Tackling Extremism in Prisons

I am today working with the Secretary of State for Justice, Liz Truss in taking action to tackle extremism in prisons, with the publication of the Acheson Report. Prisons exist to keep the public safe and Islamist extremism is a direct threat to the important work carried out in prisons.

That is why we are now taking the firm action needed in countering and confronting dangerous ideologies behind bars. It is unacceptable that prisons, responsible by the state should be used as a vehicle to help radical views thrive. We know that in our prison system today, attempts by extremists to engineer segregation, encourage aggressive conversions and intimidate prison chaplains are happening all too often.

There are no easy answers to this problem. Tackling terrorism and extremism in prisons will not be achieved through one simple approach. That is why I support the findings of the Acheson report.  We should be clear about this; this is the most dramatic departure in decades about how prisons in England and Wales deal with radicalisation.

Extremists in prisons will be separated from other inmates, thereby significantly reducing the risk of extremist gangs being able to coerce fellow prisoners into supporting warped ideologies.  It is estimated that around 1,000 inmates are vulnerable to radicalisation attempts, so the move to build special units allowing separation between radicalised inmates and other prisoners is crucial in stopping the threat of contagion.

New controls on books regarded as extremist mean that some books will be banned, with new powers given to regularly scrutinise potentially dangerous materials.  Prison chaplains will also be subject to greater vetting to ensure that the prison system is not used as a means to preach extremist ideology.

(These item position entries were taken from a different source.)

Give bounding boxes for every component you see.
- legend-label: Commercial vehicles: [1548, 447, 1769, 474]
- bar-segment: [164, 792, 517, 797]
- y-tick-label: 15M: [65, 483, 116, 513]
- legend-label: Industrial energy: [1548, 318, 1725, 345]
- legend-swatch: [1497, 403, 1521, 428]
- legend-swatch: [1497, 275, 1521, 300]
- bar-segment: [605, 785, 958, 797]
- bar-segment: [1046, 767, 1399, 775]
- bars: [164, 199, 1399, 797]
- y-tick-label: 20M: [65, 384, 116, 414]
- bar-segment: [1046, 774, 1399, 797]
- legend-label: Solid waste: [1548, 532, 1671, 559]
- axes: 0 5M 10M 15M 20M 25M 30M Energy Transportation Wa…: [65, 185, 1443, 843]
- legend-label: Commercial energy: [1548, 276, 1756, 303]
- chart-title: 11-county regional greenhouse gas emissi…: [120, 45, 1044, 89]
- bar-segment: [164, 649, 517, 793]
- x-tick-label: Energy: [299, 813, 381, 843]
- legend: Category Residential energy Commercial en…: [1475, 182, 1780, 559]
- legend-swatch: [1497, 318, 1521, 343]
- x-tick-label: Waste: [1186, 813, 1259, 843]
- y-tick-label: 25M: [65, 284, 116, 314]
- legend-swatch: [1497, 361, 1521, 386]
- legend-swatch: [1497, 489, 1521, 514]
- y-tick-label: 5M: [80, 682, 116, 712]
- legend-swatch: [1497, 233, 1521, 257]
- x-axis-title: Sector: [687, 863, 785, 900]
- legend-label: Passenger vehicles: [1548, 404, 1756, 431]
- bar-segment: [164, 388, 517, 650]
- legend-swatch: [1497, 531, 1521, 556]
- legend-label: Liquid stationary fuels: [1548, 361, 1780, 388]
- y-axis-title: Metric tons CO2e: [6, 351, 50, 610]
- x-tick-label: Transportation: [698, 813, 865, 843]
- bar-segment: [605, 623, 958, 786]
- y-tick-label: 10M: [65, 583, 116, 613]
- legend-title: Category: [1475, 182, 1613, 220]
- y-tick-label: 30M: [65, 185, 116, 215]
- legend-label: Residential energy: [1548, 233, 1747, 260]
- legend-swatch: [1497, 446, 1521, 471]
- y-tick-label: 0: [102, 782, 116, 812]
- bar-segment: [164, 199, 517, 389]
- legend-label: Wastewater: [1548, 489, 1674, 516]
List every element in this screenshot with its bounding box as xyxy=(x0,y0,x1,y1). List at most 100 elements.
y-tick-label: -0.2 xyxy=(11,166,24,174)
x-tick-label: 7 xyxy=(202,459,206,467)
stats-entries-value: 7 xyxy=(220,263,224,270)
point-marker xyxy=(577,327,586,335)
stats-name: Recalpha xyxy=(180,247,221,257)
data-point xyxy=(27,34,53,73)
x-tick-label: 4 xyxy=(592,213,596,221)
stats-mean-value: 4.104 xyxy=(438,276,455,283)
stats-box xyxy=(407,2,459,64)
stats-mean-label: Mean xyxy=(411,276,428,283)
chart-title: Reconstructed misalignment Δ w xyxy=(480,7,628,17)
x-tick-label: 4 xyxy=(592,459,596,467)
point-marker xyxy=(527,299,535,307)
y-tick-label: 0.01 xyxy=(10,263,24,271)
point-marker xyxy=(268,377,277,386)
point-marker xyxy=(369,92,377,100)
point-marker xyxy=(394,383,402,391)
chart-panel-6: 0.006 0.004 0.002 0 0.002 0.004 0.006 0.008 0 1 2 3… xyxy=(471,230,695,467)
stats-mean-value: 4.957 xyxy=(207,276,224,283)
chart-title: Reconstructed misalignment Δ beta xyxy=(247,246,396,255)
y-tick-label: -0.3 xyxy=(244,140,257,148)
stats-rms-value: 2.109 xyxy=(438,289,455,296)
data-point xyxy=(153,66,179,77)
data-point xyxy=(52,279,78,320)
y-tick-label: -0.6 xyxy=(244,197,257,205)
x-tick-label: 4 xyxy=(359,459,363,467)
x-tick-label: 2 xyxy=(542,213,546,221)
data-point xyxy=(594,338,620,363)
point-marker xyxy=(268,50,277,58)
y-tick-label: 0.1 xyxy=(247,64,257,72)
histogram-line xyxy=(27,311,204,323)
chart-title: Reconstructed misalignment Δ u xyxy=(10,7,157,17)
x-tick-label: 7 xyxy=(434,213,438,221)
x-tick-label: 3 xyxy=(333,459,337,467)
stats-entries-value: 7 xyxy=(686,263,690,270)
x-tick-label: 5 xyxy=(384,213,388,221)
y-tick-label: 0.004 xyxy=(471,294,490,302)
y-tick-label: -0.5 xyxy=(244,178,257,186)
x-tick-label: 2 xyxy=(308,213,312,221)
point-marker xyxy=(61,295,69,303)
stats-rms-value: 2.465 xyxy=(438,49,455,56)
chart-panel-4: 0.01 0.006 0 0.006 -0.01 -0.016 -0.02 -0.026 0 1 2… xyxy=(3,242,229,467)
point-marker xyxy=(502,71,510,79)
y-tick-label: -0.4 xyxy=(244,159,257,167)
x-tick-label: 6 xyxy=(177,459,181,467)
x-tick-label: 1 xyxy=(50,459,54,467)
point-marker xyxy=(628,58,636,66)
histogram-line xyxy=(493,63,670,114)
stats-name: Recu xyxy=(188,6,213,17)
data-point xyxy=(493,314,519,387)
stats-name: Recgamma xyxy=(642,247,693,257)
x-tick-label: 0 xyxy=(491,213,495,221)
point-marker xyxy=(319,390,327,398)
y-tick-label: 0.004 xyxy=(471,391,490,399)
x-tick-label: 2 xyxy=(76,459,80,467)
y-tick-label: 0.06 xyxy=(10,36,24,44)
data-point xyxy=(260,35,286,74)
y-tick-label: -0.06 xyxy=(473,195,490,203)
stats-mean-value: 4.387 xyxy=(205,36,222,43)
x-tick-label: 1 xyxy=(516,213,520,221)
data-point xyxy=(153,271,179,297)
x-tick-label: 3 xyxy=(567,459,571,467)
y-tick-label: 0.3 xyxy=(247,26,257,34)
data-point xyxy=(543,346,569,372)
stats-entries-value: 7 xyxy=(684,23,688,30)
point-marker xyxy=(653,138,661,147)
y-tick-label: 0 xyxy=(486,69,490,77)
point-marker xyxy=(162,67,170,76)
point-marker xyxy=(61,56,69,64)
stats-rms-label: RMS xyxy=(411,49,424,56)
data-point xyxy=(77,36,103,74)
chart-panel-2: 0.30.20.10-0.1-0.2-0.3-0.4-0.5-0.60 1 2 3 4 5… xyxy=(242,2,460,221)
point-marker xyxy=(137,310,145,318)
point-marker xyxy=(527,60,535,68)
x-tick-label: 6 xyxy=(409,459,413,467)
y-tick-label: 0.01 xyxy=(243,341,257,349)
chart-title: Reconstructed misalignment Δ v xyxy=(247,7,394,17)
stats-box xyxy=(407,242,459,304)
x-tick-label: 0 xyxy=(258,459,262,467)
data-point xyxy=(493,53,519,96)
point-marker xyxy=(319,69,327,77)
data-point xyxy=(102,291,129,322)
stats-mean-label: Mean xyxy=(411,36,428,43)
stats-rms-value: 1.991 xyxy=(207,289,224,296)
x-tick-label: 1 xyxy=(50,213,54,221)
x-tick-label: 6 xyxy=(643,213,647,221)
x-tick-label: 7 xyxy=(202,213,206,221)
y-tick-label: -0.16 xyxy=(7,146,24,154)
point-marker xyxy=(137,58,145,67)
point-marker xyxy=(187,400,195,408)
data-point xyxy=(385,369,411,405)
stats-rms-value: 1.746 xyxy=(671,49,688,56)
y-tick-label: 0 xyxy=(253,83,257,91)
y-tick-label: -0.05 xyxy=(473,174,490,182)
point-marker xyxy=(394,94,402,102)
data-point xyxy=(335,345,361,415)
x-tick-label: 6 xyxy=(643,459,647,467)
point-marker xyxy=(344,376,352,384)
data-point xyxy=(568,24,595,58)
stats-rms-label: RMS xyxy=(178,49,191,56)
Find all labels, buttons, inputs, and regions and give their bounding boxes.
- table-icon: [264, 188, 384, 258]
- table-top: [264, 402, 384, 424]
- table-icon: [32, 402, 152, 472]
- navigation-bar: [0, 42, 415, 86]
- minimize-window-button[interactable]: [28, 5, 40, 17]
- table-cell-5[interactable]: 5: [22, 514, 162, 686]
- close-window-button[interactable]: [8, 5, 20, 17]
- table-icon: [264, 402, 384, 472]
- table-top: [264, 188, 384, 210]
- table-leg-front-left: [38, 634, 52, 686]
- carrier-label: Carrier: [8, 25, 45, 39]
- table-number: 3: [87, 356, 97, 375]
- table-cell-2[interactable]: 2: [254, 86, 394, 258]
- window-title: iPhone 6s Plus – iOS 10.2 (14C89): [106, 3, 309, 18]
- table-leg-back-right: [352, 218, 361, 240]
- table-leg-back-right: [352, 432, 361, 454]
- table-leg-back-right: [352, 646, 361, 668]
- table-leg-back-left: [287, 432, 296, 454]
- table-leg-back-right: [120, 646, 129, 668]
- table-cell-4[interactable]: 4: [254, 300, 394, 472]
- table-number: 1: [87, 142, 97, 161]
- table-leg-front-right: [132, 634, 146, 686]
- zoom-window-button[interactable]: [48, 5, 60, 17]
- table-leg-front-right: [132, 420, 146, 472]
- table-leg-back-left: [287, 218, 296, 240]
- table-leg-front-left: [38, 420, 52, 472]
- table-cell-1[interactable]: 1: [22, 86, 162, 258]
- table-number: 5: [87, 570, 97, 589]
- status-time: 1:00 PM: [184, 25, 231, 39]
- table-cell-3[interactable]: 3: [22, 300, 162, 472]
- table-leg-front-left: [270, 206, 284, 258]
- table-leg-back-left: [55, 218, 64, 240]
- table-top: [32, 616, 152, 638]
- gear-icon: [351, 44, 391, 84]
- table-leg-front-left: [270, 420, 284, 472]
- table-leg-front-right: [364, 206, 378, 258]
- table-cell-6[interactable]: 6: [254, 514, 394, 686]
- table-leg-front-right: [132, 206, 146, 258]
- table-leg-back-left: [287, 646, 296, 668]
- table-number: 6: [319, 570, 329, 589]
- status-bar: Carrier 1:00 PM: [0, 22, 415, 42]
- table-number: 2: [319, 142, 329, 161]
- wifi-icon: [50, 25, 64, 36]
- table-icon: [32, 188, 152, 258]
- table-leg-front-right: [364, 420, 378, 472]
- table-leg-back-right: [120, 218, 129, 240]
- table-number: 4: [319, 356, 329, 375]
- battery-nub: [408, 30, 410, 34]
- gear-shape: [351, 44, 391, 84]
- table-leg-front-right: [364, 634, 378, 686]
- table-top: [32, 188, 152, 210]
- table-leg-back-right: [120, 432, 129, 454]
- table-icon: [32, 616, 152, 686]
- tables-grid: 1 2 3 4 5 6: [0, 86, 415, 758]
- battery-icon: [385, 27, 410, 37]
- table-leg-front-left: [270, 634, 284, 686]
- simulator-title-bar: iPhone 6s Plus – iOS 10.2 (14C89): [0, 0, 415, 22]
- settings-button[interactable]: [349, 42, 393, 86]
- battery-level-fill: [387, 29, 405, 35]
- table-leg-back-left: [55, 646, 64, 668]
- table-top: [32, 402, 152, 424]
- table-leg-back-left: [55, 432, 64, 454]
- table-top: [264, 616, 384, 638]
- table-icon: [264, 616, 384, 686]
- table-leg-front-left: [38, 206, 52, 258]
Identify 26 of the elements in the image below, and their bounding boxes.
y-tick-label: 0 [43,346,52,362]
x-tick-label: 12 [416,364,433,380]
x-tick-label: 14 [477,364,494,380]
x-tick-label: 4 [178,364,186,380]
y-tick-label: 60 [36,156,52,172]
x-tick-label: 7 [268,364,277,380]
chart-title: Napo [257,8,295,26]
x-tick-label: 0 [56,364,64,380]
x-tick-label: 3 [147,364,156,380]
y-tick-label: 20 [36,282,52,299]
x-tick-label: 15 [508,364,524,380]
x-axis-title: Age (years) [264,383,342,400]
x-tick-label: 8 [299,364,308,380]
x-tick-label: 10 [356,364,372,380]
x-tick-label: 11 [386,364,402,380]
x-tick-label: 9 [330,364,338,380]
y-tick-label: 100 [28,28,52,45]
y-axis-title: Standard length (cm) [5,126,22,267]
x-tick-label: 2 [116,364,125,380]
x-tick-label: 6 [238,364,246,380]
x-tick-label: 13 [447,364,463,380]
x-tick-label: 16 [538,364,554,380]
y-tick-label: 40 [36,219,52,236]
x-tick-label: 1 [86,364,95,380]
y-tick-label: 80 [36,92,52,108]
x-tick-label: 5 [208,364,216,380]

Finally, prison staff must be given further training and support so they are better equipped to deal with radicalised inmates. The Acheson report shows that many prison staff do not feel that they are able to properly confront the issue, with some staff citing fears of being labelled racist. Helping our prison civil servants is essential. Prison staff do work which is not seen by the majority of the public, but is crucial for public protection and society as a whole. Helping them will be a central tenant in building a stronger, fairer prison system.